Cambodian politician

Peter Khoy Saukam (born Saukam Khoy សូកាំ ខូយ; 2 February 1915 – 14 November 2008) was a Cambodian senior military officer and politician who served as Acting President of the Khmer Republic for 12 days in April 1975. He was President of the Senate from 1972 to 1975.

==Early life==
Born on 2 February 1915, Saukam Khoy enlisted into the Khmer Royal Army in 1940, when he was 25. He achieved the rank of lieutenant-colonel in 1953 and subsequently, lieutenant-general. He became President of the Senate of the Khmer Republic in 1972.

==Presidency==
He took office on 1 April 1975, when a tearful Lon Nol left 'temporarily' with his entire family for Bali in Indonesia after an invitation from his friend, Indonesian President Suharto.

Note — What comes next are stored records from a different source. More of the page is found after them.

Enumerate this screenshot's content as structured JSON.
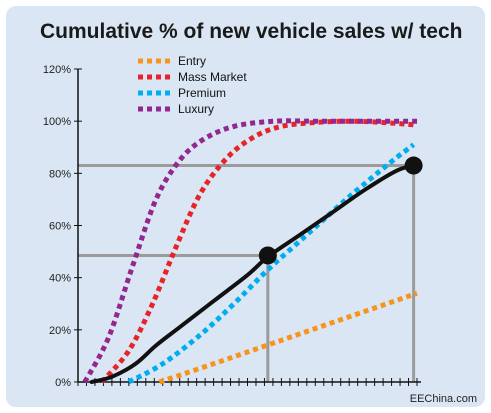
{
  "chart_data": {
    "type": "line",
    "title": "Cumulative % of new vehicle sales w/ tech",
    "source": "EEChina.com",
    "xlabel": "",
    "ylabel": "",
    "ylim": [
      0,
      120
    ],
    "xlim": [
      0,
      100
    ],
    "y_ticks": [
      "0%",
      "20%",
      "40%",
      "60%",
      "80%",
      "100%",
      "120%"
    ],
    "y_tick_values": [
      0,
      20,
      40,
      60,
      80,
      100,
      120
    ],
    "grid": false,
    "legend_position": "top-left",
    "series": [
      {
        "name": "Entry",
        "color": "#f7941d",
        "style": "dotted",
        "x": [
          24,
          40,
          60,
          80,
          100
        ],
        "y": [
          0,
          7,
          16,
          25,
          34
        ]
      },
      {
        "name": "Mass Market",
        "color": "#e8232a",
        "style": "dotted",
        "x": [
          7,
          15,
          22,
          29,
          36,
          44,
          52,
          60,
          70,
          80,
          90,
          100
        ],
        "y": [
          0,
          12,
          30,
          52,
          72,
          86,
          94,
          98,
          99.5,
          100,
          99.5,
          98.5
        ]
      },
      {
        "name": "Premium",
        "color": "#00aeef",
        "style": "dotted",
        "x": [
          15,
          25,
          36,
          46,
          56,
          68,
          80,
          92,
          99
        ],
        "y": [
          0,
          7,
          18,
          30,
          43,
          57,
          71,
          84,
          91
        ]
      },
      {
        "name": "Luxury",
        "color": "#92278f",
        "style": "dotted",
        "x": [
          2,
          9,
          16,
          23,
          30,
          37,
          46,
          58,
          70,
          85,
          100
        ],
        "y": [
          0,
          17,
          44,
          70,
          85,
          93,
          98,
          100,
          100,
          100,
          100
        ]
      },
      {
        "name": "",
        "color": "#111111",
        "style": "solid",
        "x": [
          4,
          10,
          17,
          23,
          30,
          40,
          50,
          56,
          65,
          75,
          85,
          94,
          99
        ],
        "y": [
          0,
          2,
          7,
          14,
          21,
          31,
          41,
          48,
          56,
          65,
          74,
          81,
          83
        ]
      }
    ],
    "markers": [
      {
        "x": 56,
        "y": 48.5
      },
      {
        "x": 99,
        "y": 83
      }
    ],
    "reference_lines": [
      {
        "x": 56,
        "y": 48.5
      },
      {
        "x": 99,
        "y": 83
      }
    ]
  }
}
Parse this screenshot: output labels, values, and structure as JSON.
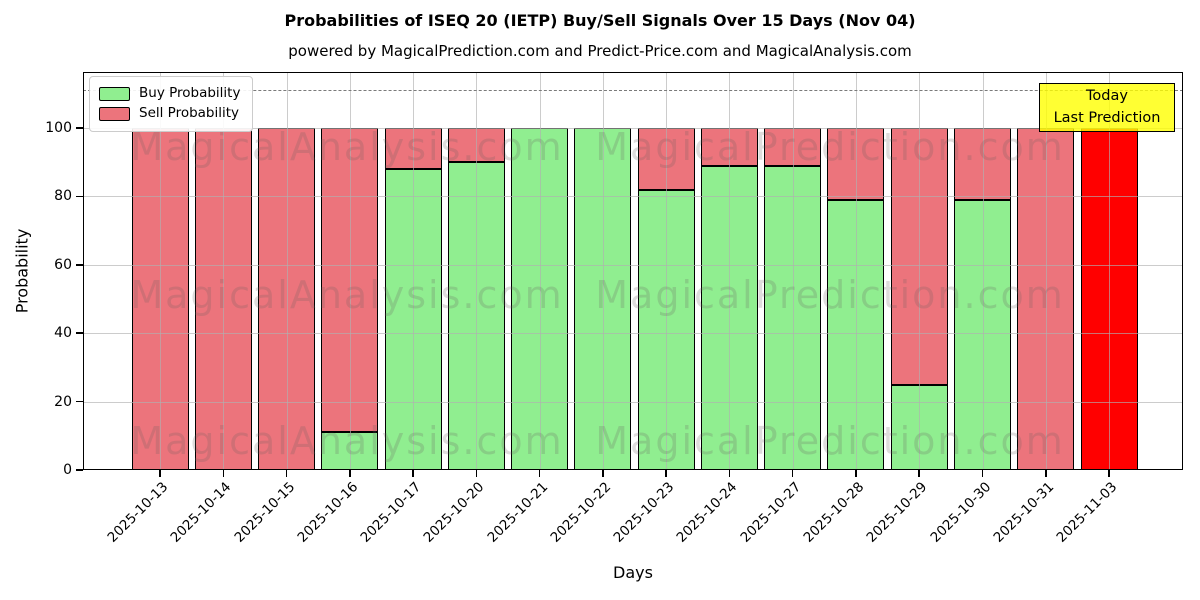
{
  "title": "Probabilities of ISEQ 20 (IETP) Buy/Sell Signals Over 15 Days (Nov 04)",
  "subtitle": "powered by MagicalPrediction.com and Predict-Price.com and MagicalAnalysis.com",
  "legend": [
    {
      "label": "Buy Probability",
      "color": "#90ee90"
    },
    {
      "label": "Sell Probability",
      "color": "#ec747c"
    }
  ],
  "annotation": {
    "line1": "Today",
    "line2": "Last Prediction",
    "bg_color": "#ffff00"
  },
  "watermark_texts": [
    "MagicalAnalysis.com",
    "MagicalPrediction.com"
  ],
  "colors": {
    "buy": "#90ee90",
    "sell": "#ec747c",
    "today_bar": "#ff0000",
    "bar_edge": "#000000",
    "grid": "#b0b0b0"
  },
  "chart_data": {
    "type": "bar",
    "stacked": true,
    "title": "Probabilities of ISEQ 20 (IETP) Buy/Sell Signals Over 15 Days (Nov 04)",
    "xlabel": "Days",
    "ylabel": "Probability",
    "ylim": [
      0,
      116.4
    ],
    "yticks": [
      0,
      20,
      40,
      60,
      80,
      100
    ],
    "dashed_line_y": 111,
    "grid": true,
    "legend_position": "upper left",
    "categories": [
      "2025-10-13",
      "2025-10-14",
      "2025-10-15",
      "2025-10-16",
      "2025-10-17",
      "2025-10-20",
      "2025-10-21",
      "2025-10-22",
      "2025-10-23",
      "2025-10-24",
      "2025-10-27",
      "2025-10-28",
      "2025-10-29",
      "2025-10-30",
      "2025-10-31",
      "2025-11-03"
    ],
    "series": [
      {
        "name": "Buy Probability",
        "color": "#90ee90",
        "values": [
          0,
          0,
          0,
          11,
          88,
          90,
          100,
          100,
          82,
          89,
          89,
          79,
          25,
          79,
          0,
          0
        ]
      },
      {
        "name": "Sell Probability",
        "color": "#ec747c",
        "values": [
          100,
          100,
          100,
          89,
          12,
          10,
          0,
          0,
          18,
          11,
          11,
          21,
          75,
          21,
          100,
          100
        ]
      }
    ],
    "today_bar": {
      "index": 15,
      "category": "2025-11-03",
      "color": "#ff0000"
    }
  }
}
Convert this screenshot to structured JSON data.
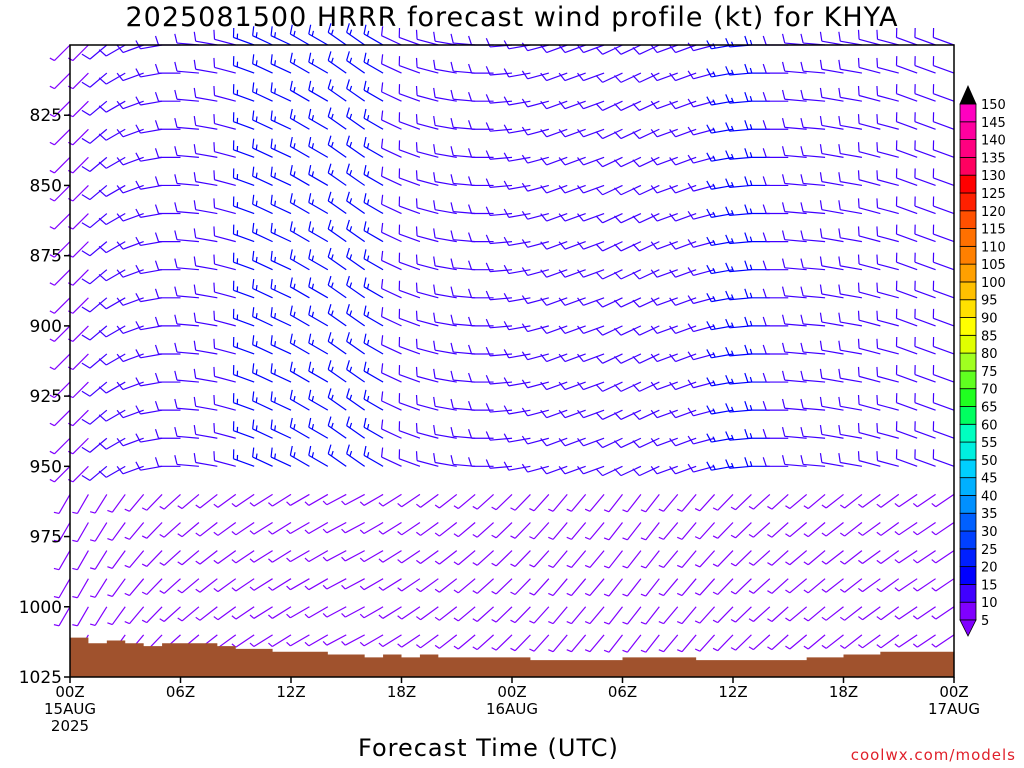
{
  "title": "2025081500 HRRR forecast wind profile (kt) for KHYA",
  "credit": "coolwx.com/models",
  "chart_data": {
    "type": "wind_barb_time_height",
    "title": "2025081500 HRRR forecast wind profile (kt) for KHYA",
    "xlabel": "Forecast Time (UTC)",
    "ylabel": "",
    "x_range_hours": [
      0,
      48
    ],
    "y_range_hPa": [
      800,
      1025
    ],
    "y_ticks": [
      825,
      850,
      875,
      900,
      925,
      950,
      975,
      1000,
      1025
    ],
    "x_ticks": [
      {
        "hour": 0,
        "lines": [
          "00Z",
          "15AUG",
          "2025"
        ]
      },
      {
        "hour": 6,
        "lines": [
          "06Z"
        ]
      },
      {
        "hour": 12,
        "lines": [
          "12Z"
        ]
      },
      {
        "hour": 18,
        "lines": [
          "18Z"
        ]
      },
      {
        "hour": 24,
        "lines": [
          "00Z",
          "16AUG"
        ]
      },
      {
        "hour": 30,
        "lines": [
          "06Z"
        ]
      },
      {
        "hour": 36,
        "lines": [
          "12Z"
        ]
      },
      {
        "hour": 42,
        "lines": [
          "18Z"
        ]
      },
      {
        "hour": 48,
        "lines": [
          "00Z",
          "17AUG"
        ]
      }
    ],
    "colorbar": {
      "levels": [
        5,
        10,
        15,
        20,
        25,
        30,
        35,
        40,
        45,
        50,
        55,
        60,
        65,
        70,
        75,
        80,
        85,
        90,
        95,
        100,
        105,
        110,
        115,
        120,
        125,
        130,
        135,
        140,
        145,
        150
      ],
      "colors": [
        "#8000ff",
        "#4000ff",
        "#0000ff",
        "#0020ff",
        "#0040ff",
        "#0060ff",
        "#0090ff",
        "#00b0ff",
        "#00d0ff",
        "#00f0e0",
        "#00ffc0",
        "#00ff60",
        "#20ff20",
        "#60ff20",
        "#a0ff20",
        "#e0ff00",
        "#ffff00",
        "#ffe000",
        "#ffc000",
        "#ffa000",
        "#ff8000",
        "#ff7000",
        "#ff5000",
        "#ff2000",
        "#ff0000",
        "#ff0060",
        "#ff0080",
        "#ff00a0",
        "#ff00c0",
        "#ff00e0"
      ]
    },
    "surface_pressure_hPa": [
      1011,
      1013,
      1012,
      1013,
      1014,
      1013,
      1013,
      1013,
      1014,
      1015,
      1015,
      1016,
      1016,
      1016,
      1017,
      1017,
      1018,
      1017,
      1018,
      1017,
      1018,
      1018,
      1018,
      1018,
      1018,
      1019,
      1019,
      1019,
      1019,
      1019,
      1018,
      1018,
      1018,
      1018,
      1019,
      1019,
      1019,
      1019,
      1019,
      1019,
      1018,
      1018,
      1017,
      1017,
      1016,
      1016,
      1016,
      1016,
      1016
    ],
    "barb_hours": [
      0,
      1,
      2,
      3,
      4,
      5,
      6,
      7,
      8,
      9,
      10,
      11,
      12,
      13,
      14,
      15,
      16,
      17,
      18,
      19,
      20,
      21,
      22,
      23,
      24,
      25,
      26,
      27,
      28,
      29,
      30,
      31,
      32,
      33,
      34,
      35,
      36,
      37,
      38,
      39,
      40,
      41,
      42,
      43,
      44,
      45,
      46,
      47,
      48
    ],
    "barb_levels_hPa": [
      800,
      810,
      820,
      830,
      840,
      850,
      860,
      870,
      880,
      890,
      900,
      910,
      920,
      930,
      940,
      950,
      960,
      970,
      980,
      990,
      1000,
      1010,
      1020
    ],
    "wind_dir_by_hour": [
      225,
      225,
      230,
      240,
      250,
      260,
      270,
      275,
      280,
      285,
      290,
      295,
      295,
      300,
      300,
      305,
      305,
      300,
      295,
      290,
      285,
      280,
      275,
      270,
      265,
      260,
      255,
      250,
      250,
      250,
      245,
      245,
      245,
      250,
      250,
      255,
      260,
      265,
      270,
      270,
      275,
      275,
      280,
      280,
      285,
      285,
      290,
      290,
      290
    ],
    "wind_speed_by_hour_kt": [
      8,
      9,
      10,
      10,
      11,
      12,
      12,
      12,
      13,
      14,
      15,
      16,
      17,
      18,
      18,
      17,
      16,
      15,
      14,
      13,
      12,
      12,
      12,
      13,
      14,
      14,
      14,
      13,
      12,
      12,
      12,
      12,
      13,
      13,
      14,
      14,
      15,
      15,
      15,
      14,
      14,
      13,
      13,
      12,
      12,
      11,
      11,
      10,
      10
    ],
    "low_level_wind_dir": 200,
    "low_level_speed_kt": 8
  }
}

Khoy's time in office was short. He left Phnom Penh together with American Ambassador John Gunther Dean aboard a CH-53 helicopter during the evacuation of American embassy staff and civilians, dubbed Operation Eagle Pull on 12 April, just five days before Phnom Penh fell to the Khmer Rouge led by their new organization as Angkar.

==Death==
Khoy died at the age of 93 in Stockton, California, United States, on 14 November 2008.